Muniland’s black swans
Are we looking in the wrong places?
John Carney of CNBC argues for the possibility of a black swan event for muniland.
He’s right about unknown risks but I think he is looking in the wrong place.
He doesn’t mention municipal derivatives in his analysis. I mean interest rate swaps not municipal credit default swaps.
Derivatives are likely to be where muniland’s biggest risks lie.
From John’s blog NetNet:
Many muni bond professionals believe that fears of a massive wave of defaults are “overblown”—and they look at recent signs of strength as an affirmation of their view.
Unfortunately, many of those who insist on the strength of the muni market seem to be blind to the vulnerabilities of muni bonds.

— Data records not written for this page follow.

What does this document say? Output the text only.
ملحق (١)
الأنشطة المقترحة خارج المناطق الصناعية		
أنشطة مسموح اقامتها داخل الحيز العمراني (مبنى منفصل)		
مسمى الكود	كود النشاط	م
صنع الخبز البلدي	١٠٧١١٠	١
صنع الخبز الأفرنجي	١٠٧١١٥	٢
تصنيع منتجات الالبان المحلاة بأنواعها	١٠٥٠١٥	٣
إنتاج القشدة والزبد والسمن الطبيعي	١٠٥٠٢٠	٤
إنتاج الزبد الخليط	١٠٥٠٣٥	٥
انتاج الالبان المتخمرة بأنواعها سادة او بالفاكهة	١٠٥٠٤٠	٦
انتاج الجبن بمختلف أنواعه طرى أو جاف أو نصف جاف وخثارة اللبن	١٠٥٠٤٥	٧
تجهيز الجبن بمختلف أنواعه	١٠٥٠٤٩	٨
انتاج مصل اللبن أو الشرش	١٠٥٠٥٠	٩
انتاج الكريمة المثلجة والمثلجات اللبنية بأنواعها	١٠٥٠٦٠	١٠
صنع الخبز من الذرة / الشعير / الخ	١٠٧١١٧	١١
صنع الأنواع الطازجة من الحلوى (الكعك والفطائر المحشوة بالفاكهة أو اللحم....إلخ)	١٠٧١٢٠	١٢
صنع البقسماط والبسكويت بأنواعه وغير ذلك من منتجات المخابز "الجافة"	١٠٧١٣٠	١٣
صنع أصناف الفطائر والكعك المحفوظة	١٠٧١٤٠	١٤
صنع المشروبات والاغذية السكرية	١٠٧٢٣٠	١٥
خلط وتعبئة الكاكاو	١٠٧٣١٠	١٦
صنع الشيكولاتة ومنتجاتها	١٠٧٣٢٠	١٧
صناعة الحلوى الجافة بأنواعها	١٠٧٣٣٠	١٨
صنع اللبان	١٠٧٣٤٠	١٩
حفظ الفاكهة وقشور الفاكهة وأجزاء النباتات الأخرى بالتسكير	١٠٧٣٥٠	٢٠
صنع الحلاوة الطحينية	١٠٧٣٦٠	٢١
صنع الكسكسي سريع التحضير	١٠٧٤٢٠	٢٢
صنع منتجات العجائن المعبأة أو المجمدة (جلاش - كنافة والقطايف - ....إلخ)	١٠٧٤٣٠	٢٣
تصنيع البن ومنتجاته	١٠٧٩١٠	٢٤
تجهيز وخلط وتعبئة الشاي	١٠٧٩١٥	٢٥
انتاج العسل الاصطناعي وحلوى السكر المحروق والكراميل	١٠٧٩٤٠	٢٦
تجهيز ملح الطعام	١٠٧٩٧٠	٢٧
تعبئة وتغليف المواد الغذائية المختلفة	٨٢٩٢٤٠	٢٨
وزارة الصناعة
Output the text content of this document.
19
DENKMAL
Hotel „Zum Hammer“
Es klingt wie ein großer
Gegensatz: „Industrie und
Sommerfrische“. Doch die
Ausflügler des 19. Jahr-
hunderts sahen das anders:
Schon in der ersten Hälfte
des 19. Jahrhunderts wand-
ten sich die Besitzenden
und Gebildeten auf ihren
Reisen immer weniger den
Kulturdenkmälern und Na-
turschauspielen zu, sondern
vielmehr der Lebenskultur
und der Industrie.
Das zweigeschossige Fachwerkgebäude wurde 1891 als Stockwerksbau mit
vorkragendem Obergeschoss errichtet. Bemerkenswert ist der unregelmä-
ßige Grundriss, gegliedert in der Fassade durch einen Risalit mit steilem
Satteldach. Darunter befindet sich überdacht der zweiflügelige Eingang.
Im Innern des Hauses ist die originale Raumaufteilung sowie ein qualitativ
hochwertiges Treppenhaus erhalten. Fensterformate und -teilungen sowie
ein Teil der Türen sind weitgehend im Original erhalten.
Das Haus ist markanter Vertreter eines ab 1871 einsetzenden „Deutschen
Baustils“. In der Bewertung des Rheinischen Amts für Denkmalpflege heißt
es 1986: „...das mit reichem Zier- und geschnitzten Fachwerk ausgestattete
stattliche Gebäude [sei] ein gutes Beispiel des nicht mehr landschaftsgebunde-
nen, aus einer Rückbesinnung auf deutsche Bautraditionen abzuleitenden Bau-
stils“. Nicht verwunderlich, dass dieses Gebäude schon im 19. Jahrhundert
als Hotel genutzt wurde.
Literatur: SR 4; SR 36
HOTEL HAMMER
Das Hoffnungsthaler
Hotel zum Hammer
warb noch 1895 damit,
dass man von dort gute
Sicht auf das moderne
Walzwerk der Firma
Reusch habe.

Although they never actually admit this, the muni bulls are insisting that municipal debt is exposed only to normal, predictable risks—and not unpredictable, wild risks. To put it in the terms of Nassim Taleb, they are claiming that all muni market swans are white—because they’ve only encountered white swans in that market before.
The biggest muniland derivatives problem to date (after the auction rate securities blow-up) has been the struggle in Jefferson County, Alabama which is still not resolved.

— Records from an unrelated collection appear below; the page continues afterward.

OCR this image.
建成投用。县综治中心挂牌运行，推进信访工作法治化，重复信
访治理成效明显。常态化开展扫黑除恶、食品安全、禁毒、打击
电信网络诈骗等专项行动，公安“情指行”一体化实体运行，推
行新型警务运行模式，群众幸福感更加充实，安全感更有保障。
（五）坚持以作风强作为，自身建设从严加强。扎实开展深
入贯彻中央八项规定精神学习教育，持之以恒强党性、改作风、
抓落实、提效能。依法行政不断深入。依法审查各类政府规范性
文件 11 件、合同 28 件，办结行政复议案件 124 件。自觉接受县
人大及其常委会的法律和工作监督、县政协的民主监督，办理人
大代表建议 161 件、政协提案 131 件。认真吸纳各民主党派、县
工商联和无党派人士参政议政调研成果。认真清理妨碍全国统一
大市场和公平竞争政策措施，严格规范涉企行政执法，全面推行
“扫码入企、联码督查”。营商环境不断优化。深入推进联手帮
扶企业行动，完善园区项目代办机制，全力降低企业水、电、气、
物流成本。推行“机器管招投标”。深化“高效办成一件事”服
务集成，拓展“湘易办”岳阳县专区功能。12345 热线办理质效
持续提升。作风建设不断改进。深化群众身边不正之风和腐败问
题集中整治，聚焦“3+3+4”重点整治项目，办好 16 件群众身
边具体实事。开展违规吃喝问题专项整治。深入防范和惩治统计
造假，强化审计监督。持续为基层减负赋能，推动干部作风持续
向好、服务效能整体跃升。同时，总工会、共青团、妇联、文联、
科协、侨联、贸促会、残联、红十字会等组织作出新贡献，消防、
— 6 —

From a November, 2009 SEC announcement:
J.P. Morgan Securities settled the SEC’s charges and will pay a penalty of $25 million, make a payment of $50 million to Jefferson County, and forfeit more than $647 million in claimed termination fees.
The SEC alleges that J.P. Morgan Securities and former managing directors Charles LeCroy and Douglas MacFaddin made more than $8 million in undisclosed payments to close friends of certain Jefferson County commissioners. The friends owned or worked at local broker-dealer firms that performed no known services on the transactions. In connection with the payments, the county commissioners voted to select J.P. Morgan Securities as managing underwriter of the bond offerings and its affiliated bank as swap provider for the transactions.

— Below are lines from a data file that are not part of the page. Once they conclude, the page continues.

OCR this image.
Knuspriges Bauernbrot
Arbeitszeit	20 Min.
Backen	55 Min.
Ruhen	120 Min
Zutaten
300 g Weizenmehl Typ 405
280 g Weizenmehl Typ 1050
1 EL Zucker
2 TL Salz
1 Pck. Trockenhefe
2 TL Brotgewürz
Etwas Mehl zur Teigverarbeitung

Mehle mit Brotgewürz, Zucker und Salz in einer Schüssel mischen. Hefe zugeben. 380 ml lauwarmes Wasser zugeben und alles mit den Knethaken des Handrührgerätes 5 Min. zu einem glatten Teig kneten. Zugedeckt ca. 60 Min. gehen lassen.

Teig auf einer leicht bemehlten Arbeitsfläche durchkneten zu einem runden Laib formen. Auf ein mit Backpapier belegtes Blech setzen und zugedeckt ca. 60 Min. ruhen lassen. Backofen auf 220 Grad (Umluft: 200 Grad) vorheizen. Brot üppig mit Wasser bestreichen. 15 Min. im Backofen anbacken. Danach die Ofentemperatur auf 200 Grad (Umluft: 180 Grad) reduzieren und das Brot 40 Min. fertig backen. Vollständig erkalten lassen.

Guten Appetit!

Recently Denver public schools issued new debt which included $50 million to terminate a swap agreement made with JPMorgan in April 2008 and $12.1 million for termination payments in connection with a swap from 2005. In the article Bloomberg reporters Darrell Preston and Brendan McGrail claim this derivatives settlement is three times the annual cost for food in the Denver public school system. Starting to get a sense of the black swan?
Then there is the collusion between JP Morgan, Bank of America and up to 10 other banks with CDR Financial Products in which guilty pleas began coming in February, 2010. Basically the banks were rigging their bids for providing guaranteed investment contracts (GICs) to municipalities. (Sounds like the current controversy over LIBOR!)
The problem of muni derivatives first surfaced in 2008 when Bloomberg started reporting on 500 deals totaling $12 billion done in Pennsylvania between 2004 and 2008. If Pennsylvania had this many deals it’s easy to imagine this cancer all across America.
When Jamie Dimon, Chairman of JP Morgan, recently sided with Meredith Whitney on predicting a large number of muni defaults I wondered what information he had that varied from the credit rating agencies. After reflecting on this for awhile it seemed so obvious. JP Morgan is one of the largest municipal underwriters and has also been at the center of so many municipal messes. Was Mr. Dimon signaling the trouble to come for muniland?
Unfortunately there is no central repository of municipal derivatives. And I rarely, if ever, see it mentioned in muni trade associations.
I think America’s black swan is municipal derivatives. Let’s keep our eyes peeled.